Pour inverser cette tendance, des actions sont nécessaires sur plusieurs fronts : un renforcement de la prévention des incendies, des chaînes d’approvisionnement sans déforestation pour les produits de base, une meilleure application des réglementations commerciales et un financement accru pour la protection des forêts — en particulier pour les initiatives menées par les communautés autochtones. 

Pour y parvenir, il faudra une volonté politique affirmée, des stratégies nationales adaptées aux réalités locales et un soutien accru de la part des pays les plus riches afin de garantir que les forêts restent debout - et qu'elles sont plus appréciées vivantes que perdues. 

Kelly Levin, responsable des sciences, des données et du changement systémique au Bezos Earth Fund, a déclaré: "Les pays se sont engagés à plusieurs reprises à mettre fin à la déforestation et à la dégradation des forêts. Pourtant, les données révèlent un écart frappant entre les promesses faites et les progrès réalisés, alors même que les effets d’un monde en réchauffement s’intensifient. Ces résultats devraient nous faire sortir de notre complaisance. Bezos Earth Fund est fier de soutenir cet outil essentiel pour montrer où nous en sommes et s'assurer que l'action est fondée sur des preuves." 

À propos de l’analyse annuelle des pertes de couvert forestier 

La Global Forest Watch de World Resources Institute fournit une analyse annuelle des pertes de couvert forestier, permettant d’identifier quand et où la disparition des forêts s’est produite à travers le monde. 

Les données — développées et mises à jour par le GLAD Lab (Global Land Analysis & Discovery) de l’Université du Maryland — captent les changements à une résolution d’environ 30 × 30 mètres sur toutes les zones terrestres mondiales, à l’exception de l’Antarctique et de certaines îles arctiques. 
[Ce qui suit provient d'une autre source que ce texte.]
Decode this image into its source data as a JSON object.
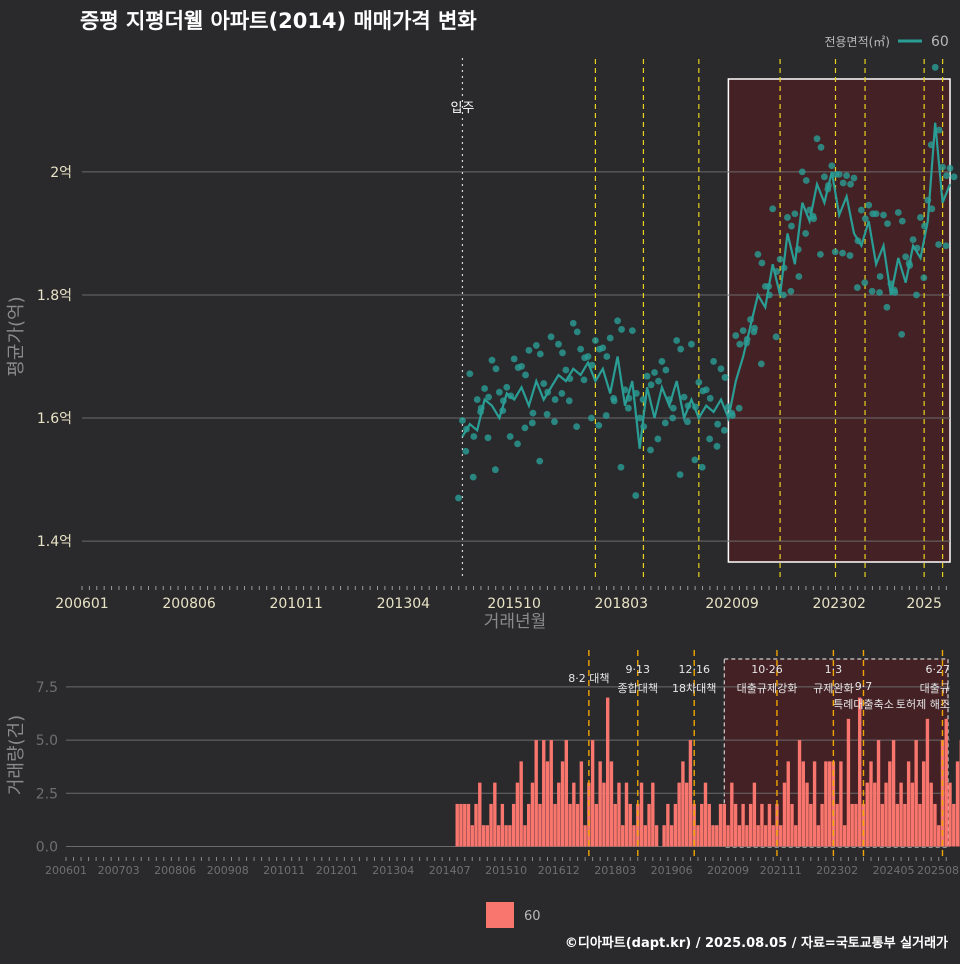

À propos de World Resources Institute (WRI) 

WRI s'efforce d'améliorer la vie des gens, de protéger et de restaurer la nature et de stabiliser le climat. En tant qu'organisme de recherche indépendant, nous tirons parti de nos données, de notre expertise et de notre portée mondiale pour influencer les politiques et catalyser le changement dans des systèmes tels que l'alimentation, la terre et l'eau, l'énergie et les villes. Nos plus de 2 000 employés travaillent sur le terrain dans plus d'une douzaine de pays prioritaires et avec des partenaires dans plus de 50 pays.  

À propos de Global Forest Watch  

Le Global Forest Watch (GFW) fournit des données et des outils pour surveiller les forêts et pour comprendre où et pourquoi elles changent. En exploitant une technologie de pointe, GFW permet à tout le monde d'accéder à des informations en temps quasi réel sur le lieu et la manière dont les forêts changent dans le monde entier. Depuis son lancement en 2014, plus de 7 millions de personnes, issues de tous les pays du monde, ont consulté la plateforme. 

À propos du laboratoire GLAD de l’Université du Maryland 

Le laboratoire Global Land Analysi and Discovery (GLAD), rattaché au département des sciences géographiques de l’Université du Maryland, étudie les méthodes, causes et impacts des changements affectant la surface terrestre à l’échelle mondiale. Les images d’observation de la Terre constituent sa principale source de données, et la cartographie de l’étendue et des transformations du couvert terrestre son axe de recherche principal. 

Le laboratoire est dirigé par les Drs Matthew Hansen et Peter Potapov, et son équipe de recherche est diverse, avec des représentants issus des pays suivants : États-Unis, Indonésie, Chine, Pakistan, Inde, Nouvelle-Zélande, Ghana, République Démocratique du Congo, Russie, Colombie et Bolivie. 

Les chercheurs à plein temps mènent des études variées sur la couverture terrestre, allant de l’évolution globale des forêts à la cartographie et estimation de types de cultures à l’échelle nationale.